Аркадий Жемчугов - Китайская головоломка
Тщательнейшей проверке подвергались тексты верительных грамот и даже их внешнее оформление, а также тексты речей иностранцев во время аудиенции с Сыном Неба, дабы не пропустить в них что-нибудь такое, что задевало честь и достоинство правителя Вселенной. В китайских исторических хрониках отмечен случай, когда в присланной японским императором грамоте тот назвал себя Сыном Неба Страны восходящего солнца. Китайский император, считавший себя единственным Сыном Неба, разгневался и распорядился «впредь не принимать грамот южных и восточных варваров, если в грамотах не будут соблюдены нормы приличия».

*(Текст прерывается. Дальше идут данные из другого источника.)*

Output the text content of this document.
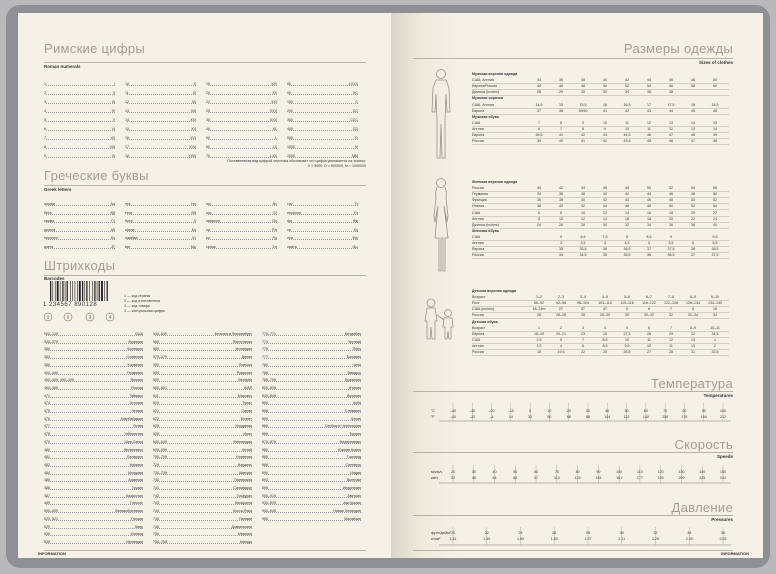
Римские цифры
Roman numerals
1	I
2	II
3	III
4	IV
5	V
6	VI
7	VII
8	VIII
9	IX
10	X
11	XI
12	XII
13	XIII
14	XIV
15	XV
16	XVI
17	XVII
18	XVIII
19	XIX
20	XX
21	XXI
25	XXV
30	XXX
40	XL
50	L
60	LX
70	LXX
80	LXXX
90	XC
100	C
200	CC
300	CCC
400	CD
500	D
1000	M
2000	MM
Поставленная над цифрой черточка обозначает что цифра умножается на тысячу:
V = 5000, D = 500000, M = 1000000
Греческие буквы
Greek letters
альфа	Αα
бета	Ββ
гамма	Γγ
дельта	Δδ
эпсилон	Εε
дзета	Ζζ
эта	Ηη
тета	Θθ
йота	Ιι
каппа	Κκ
ламбда	Λλ
мю	Μμ
ню	Νν
кси	Ξξ
омикрон	Οο
пи	Ππ
ро	Ρρ
сигма	Σσ
тау	Ττ
ипсилон	Υυ
фи	Φφ
хи	Χχ
пси	Ψψ
омега	Ωω
Штрихкоды
Barcodes
1 234567 890128
1	2	3	4
1 — код страны
2 — код изготовителя
3 — код товара
4 — контрольная цифра
000–139	США
300–379	Франция
380	Болгария
383	Словения
385	Хорватия
400–440	Германия
450–459, 490–499	Япония
460–469	Россия
471	Тайвань
474	Эстония
475	Латвия
476	Азербайджан
477	Литва
478	Узбекистан
479	Шри-Ланка
480	Филиппины
481	Беларусь
482	Украина
484	Молдова
485	Армения
486	Грузия
487	Казахстан
489	Гонконг
500–509	Великобритания
520, 521	Греция
529	Кипр
535	Мальта
539	Ирландия
540–549	Бельгия и Люксембург
560	Португалия
569	Исландия
570–579	Дания
590	Польша
594	Румыния
599	Венгрия
600–601	ЮАР
611	Марокко
619	Тунис
621	Сирия
622	Египет
625	Иордания
626	Иран
640–649	Финляндия
690–699	Китай
700–709	Норвегия
729	Израиль
730–739	Швеция
740	Гватемала
741	Сальвадор
742	Гондурас
743	Никарагуа
744	Коста-Рика
745	Панама
746	Доминикана
750	Мексика
754–755	Канада
770–771	Колумбия
773	Уругвай
775	Перу
777	Боливия
780	Чили
786	Эквадор
789–790	Бразилия
800–839	Италия
840–849	Испания
850	Куба
858	Словакия
859	Чехия
860	Сербия и Черногория
869	Турция
870–879	Нидерланды
880	Южная Корея
885	Таиланд
888	Сингапур
890	Индия
893	Вьетнам
899	Индонезия
900–919	Австрия
930–939	Австралия
940–949	Новая Зеландия
955	Малайзия
INFORMATION
Размеры одежды
Sizes of clothes
Мужская верхняя одежда
США, Англия	34	36	38	40	42	44	46	48	50
Европа/Россия	44	46	48	50	52	54	56	58	60
Джинсы (inches)	28	29	30	32	34	36	38
Мужские сорочки
США, Англия	14,5	15	15,5	16	16,5	17	17,5	18	18,5
Европа	37	38	39/40	41	42	43	44	45	46
Мужская обувь
США	7	8	9	10	11	12	13	14	15
Англия	6	7	8	9	10	11	12	13	14
Европа	39,5	41	42	43	44,5	46	47	48	49
Россия	39	40	41	42	43,5	45	46	47	48
Женская верхняя одежда
Россия	40	42	44	46	48	50	52	54	56
Германия	34	36	38	40	42	44	46	48	50
Франция	36	38	40	42	44	46	48	50	52
Италия	38	40	42	44	46	48	50	52	54
США	6	8	10	12	14	16	18	20	22
Англия	8	10	12	14	16	18	20	22	24
Джинсы (inches)	24	26	28	30	32	34	36	38	40
Женская обувь
США	5	6,5	7,5	8	8,5	9	9,5
Англия	3	3,5	4	4,5	5	5,5	6	6,5
Европа	35	35,5	36	36,5	37	37,5	38	38,5
Россия	34	34,5	35	35,5	36	36,5	37	37,5
Детская верхняя одежда
Возраст	1–2	2–3	3–4	4–5	5–6	6–7	7–8	8–9	9–10
Рост	86–92	92–98	98–104	104–110 110–116 116–122 122–128 128–134 134–140
США (inches)	18–24m	2T	3T	4T	5	6	7	8	10
Россия	26	26–28	28	28–30	30	30–32	32	32–34	34
Детская обувь
Возраст	1	2	3	4	5	6	7	8–9	10–11
Европа	18–19	20–21	23	26	27,5	28	29	32	34,5
США	2,5	5	7	8,5	10	11	12	13	1
Англия	1,5	4	6	8,5	9,5	10	11	13	2
Россия	18	19,5	22	25	26,5	27	28	31	33,5
Температура
Temperatures
°C	–40	–30	–20	–10	0	10	20	30	40	50	60	70	80	90	100
°F	–40	–22	–4	14	32	50	68	86	104	122	140	158	176	194	212
Скорость
Speeds
миль/ч 20	30	40	50	60	70	80	90	100	110	120	130	140	150
км/ч	32	48	64	80	97	113	129	145	161	177	193	209	225	241
Давление
Pressures
фунт/дюйм² 20	22	24	26	28	30	32	34	36
кг/см²	1,41	1,55	1,69	1,83	1,97	2,11	2,25	2,39	2,53
INFORMATION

Конечно, в европейских странах того времени «китайские фокусы» в дипломатии воспринимались, мягко говоря, с улыбкой и снисходительностью. А как иначе могло реагировать, например, правительство Голландии на доклад Палаты ритуалов пекинского двора, в котором сановники испрашивали у Сына Неба разрешения на то, чтобы в связи с дальностью пути из Голландии в Поднебесную было разрешено Голландии выплачивать дань через Гуандун один раз в пять лет. А Сын Неба изъявив еще большую милость, и в своем указе предписал: «Голландия искренне проявляет почтение и долг, привозя дань морем… приказываю прибывать ко Двору с данью один раз в восемь лет». Вот так! Хоть стой, хоть падай!
А то, что Голландия и прочие иноземцы не проявляли на деле готовности следовать высочайшим указам и нравственным наставлениям Сынов Неба, объяснялось в Поднебесной их отсталостью, невежеством, наконец, неспособностью постичь единственно разумные нормы морально-этического воспитания.
Преднамеренное искажение миропорядка гораздо больший эффект имело внутри страны. В сознание не только правящей верхушки Поднебесной и всей интеллектуальной элиты, но даже простых китайцев из века в век все глубже внедрялась идея национальной исключительности, порождавшая помимо прочего зачастую ни на чем не обоснованные претензии к «варварам». Многие китайцы считали, в частности, что «обращение с иноземцами как с равными равносильно легкомысленному перенятию чуждых обычаев».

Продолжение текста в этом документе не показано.